The largest pitfall is assuming that social data is a surrogate for qualitative, primary research, agrees Christine Crandell, president of New Business Strategies, a B2B market strategy consultancy. "Social data provides insights into engagement and enablement of audience types and the effectiveness of marketing campaigns and programs," she notes. "It is an additional, powerful tool in the marketing tool belt, not a cure-all."

5 Social Media Trends

Which Country Tweets the Most

A 2012 study by Oxford University found that of 4.5 million Twitter posts, the United States generated 30 percent of the world's tweets, making it the leader, followed by Brazil with 22 percent. Rounding out the top five are the United Kingdom and Indonesia with 6 percent, and Mexico with less than 2 percent.

The Best Time to Approach Us

Researchers from Cornell University found that for the most part, people are grumpy when they first wake up and tend to perk up by breakfast time. Our moods start to dip again during the afternoon, only to rise around 6 p.m. (quitting time). The researchers arrived at these results by weighing positive versus negative tweets posted by more than 2 million people around the world. Plan tweets accordingly.

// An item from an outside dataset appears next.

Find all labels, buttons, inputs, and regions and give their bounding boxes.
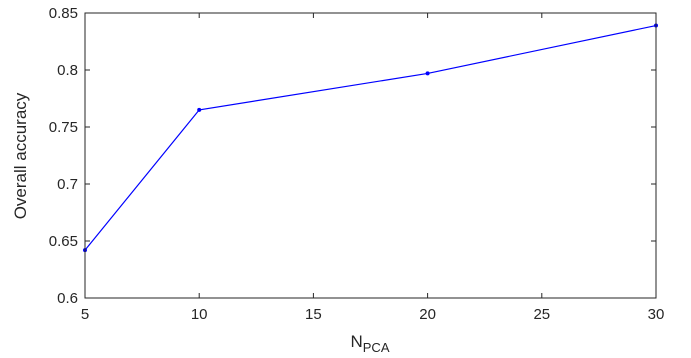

How We Spend Our Time Online

American Internet users now devote more time to Facebook than any other Web site, spending a total of 53.5 billion minutes a month on the world's largest social networking site, according to Nielsen's "The Social Media Report."

Which Foods We'll Tweet About

The number one tweeted food topic last year was the McLobster, according to Twitter's annual Year in Review poll. Second was Fried Kool-Aid, with Starbucks' Trenta claiming third place.

Who's Addicted to Facebook, Twitter

Women are significantly more likely to engage with social media than men, according to Nielsen's "The Social Media Report." The report states that women are 6 percent more likely to visit a social networking site during a TV program, while men are 20 percent more likely to check a sports score.